Sunday, May 13, 2012

Ramp Pesto Super Awesoma Power

As a college radio DJ, one of the first things you are taught after the term "Dead Air" (which we have plenty of here on the Dudley Dish) is not to start a segue with "And we're back..."

This year's season started off with a sweltering BOOM they call ramps.  Usually I completely miss the two week ramp window at the farmer's markets, but somehow it didn't slip by unnoticed this year.

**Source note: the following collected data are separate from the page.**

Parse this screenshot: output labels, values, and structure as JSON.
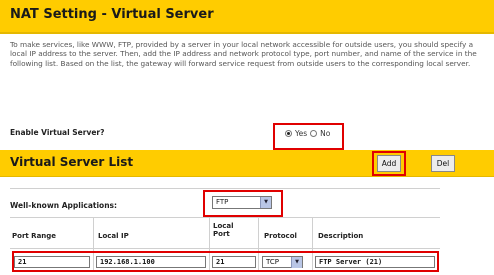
{
  "header": {
    "title": "NAT Setting - Virtual Server"
  },
  "description": "To make services, like WWW, FTP, provided by a server in your local network accessible for outside users, you should specify a local IP address to the server. Then, add the IP address and network protocol type, port number, and name of the service in the following list. Based on the list, the gateway will forward service request from outside users to the corresponding local server.",
  "enable": {
    "label": "Enable Virtual Server?",
    "yes_label": "Yes",
    "no_label": "No",
    "selected": "Yes"
  },
  "list": {
    "title": "Virtual Server List",
    "add_label": "Add",
    "del_label": "Del"
  },
  "well_known": {
    "label": "Well-known Applications:",
    "selected": "FTP"
  },
  "table": {
    "headers": [
      "Port Range",
      "Local IP",
      "Local Port",
      "Protocol",
      "Description"
    ],
    "row": {
      "port_range": "21",
      "local_ip": "192.168.1.100",
      "local_port": "21",
      "protocol": "TCP",
      "description": "FTP Server (21)"
    }
  },
  "colors": {
    "header_bg": "#ffcc00",
    "highlight": "#e00000"
  }
}
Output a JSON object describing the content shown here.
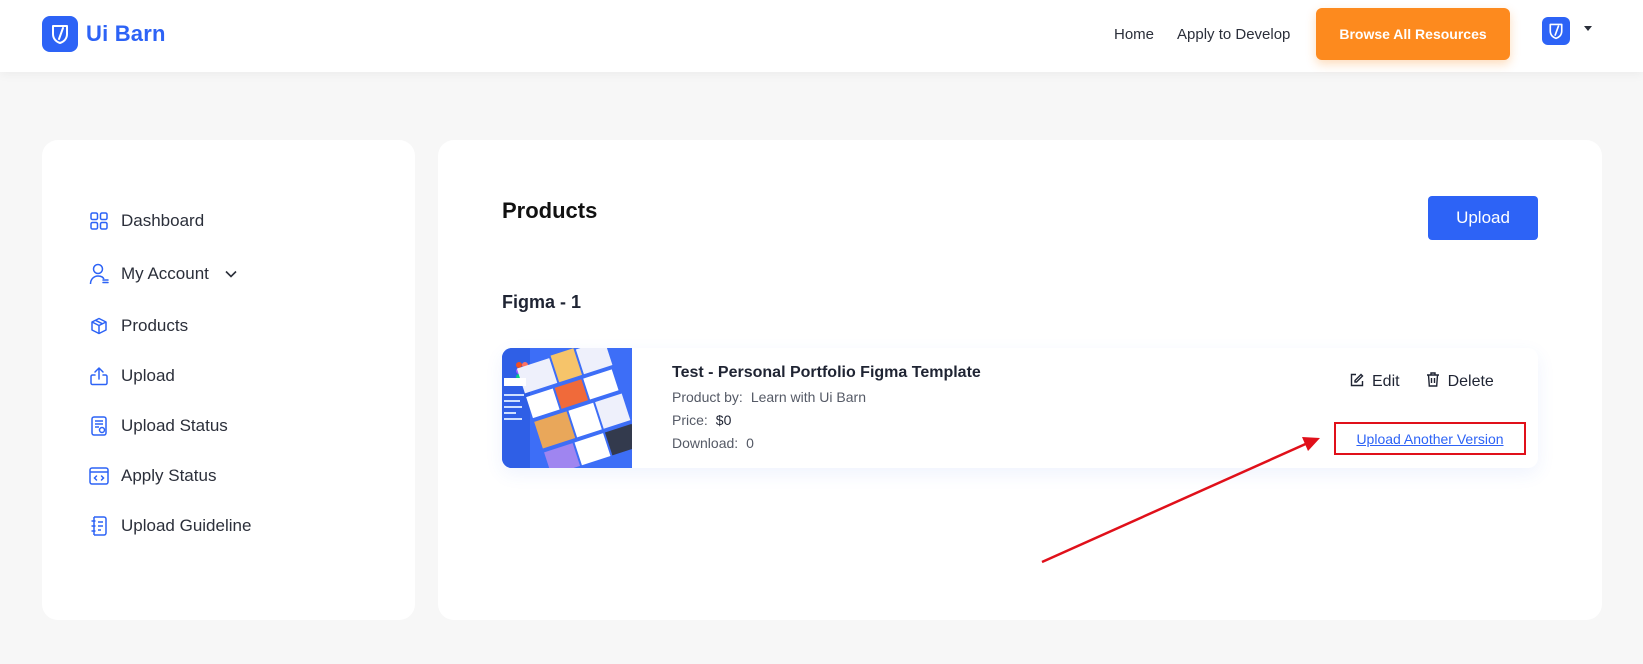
{
  "header": {
    "brand": "Ui Barn",
    "nav": [
      "Home",
      "Apply to Develop"
    ],
    "browse_label": "Browse All Resources",
    "brand_color": "#2d63f6",
    "cta_color": "#fd8a1e"
  },
  "sidebar": {
    "items": [
      {
        "label": "Dashboard",
        "icon": "grid-icon"
      },
      {
        "label": "My Account",
        "icon": "user-icon"
      },
      {
        "label": "Products",
        "icon": "box-icon"
      },
      {
        "label": "Upload",
        "icon": "upload-icon"
      },
      {
        "label": "Upload Status",
        "icon": "document-icon"
      },
      {
        "label": "Apply Status",
        "icon": "code-window-icon"
      },
      {
        "label": "Upload Guideline",
        "icon": "guideline-icon"
      }
    ]
  },
  "main": {
    "title": "Products",
    "upload_label": "Upload",
    "category": "Figma - 1",
    "product": {
      "title": "Test - Personal Portfolio Figma Template",
      "by_label": "Product by:",
      "by_value": "Learn with Ui Barn",
      "price_label": "Price:",
      "price_value": "$0",
      "download_label": "Download:",
      "download_value": "0",
      "edit_label": "Edit",
      "delete_label": "Delete",
      "another_label": "Upload Another Version"
    }
  },
  "annotation_color": "#e0101a"
}
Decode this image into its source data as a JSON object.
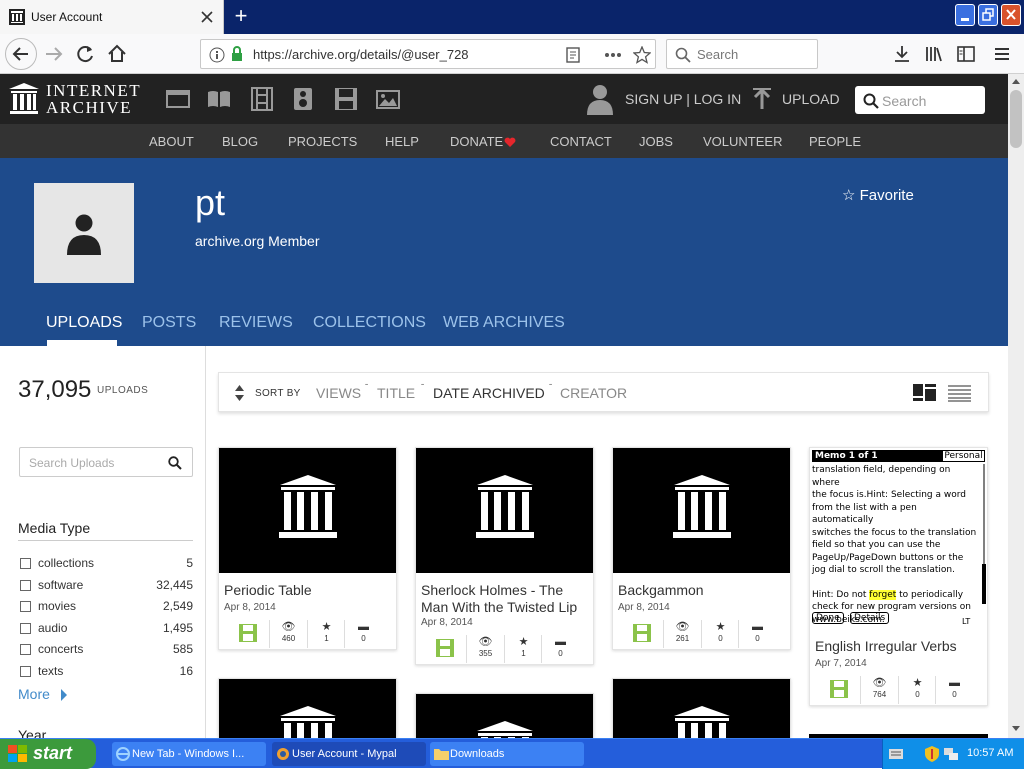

Because it's impossible for me to follow a recipe, here's how we do it on Dudley:



Ramp Pesto Recipe

  • .5 lb Fettucine Pasta
  • 1 bunch ramps, root trimmed and washed then chopped
  • 4 oz Ricotta Salada cheese
  • .5 cup pine nuts
  • dash of salt 
  • dash of pepper
  • 1/3 cup oil
Start cooking your noodles in boiling water until al dente.  While they cook, heat a small pan over medium heat, and add the pine nuts.  Toast the nuts until they start to brown, then transfer to a food processor.  Coarsely chope the ramps and ricotta, then add to the food processor.  Add the salt and pepper to taste.  Pulse a few times, then turn on and add the oil until you reach your desired consistency for the pesto.  Sometimes a little more olive oil is better to coat the noodles.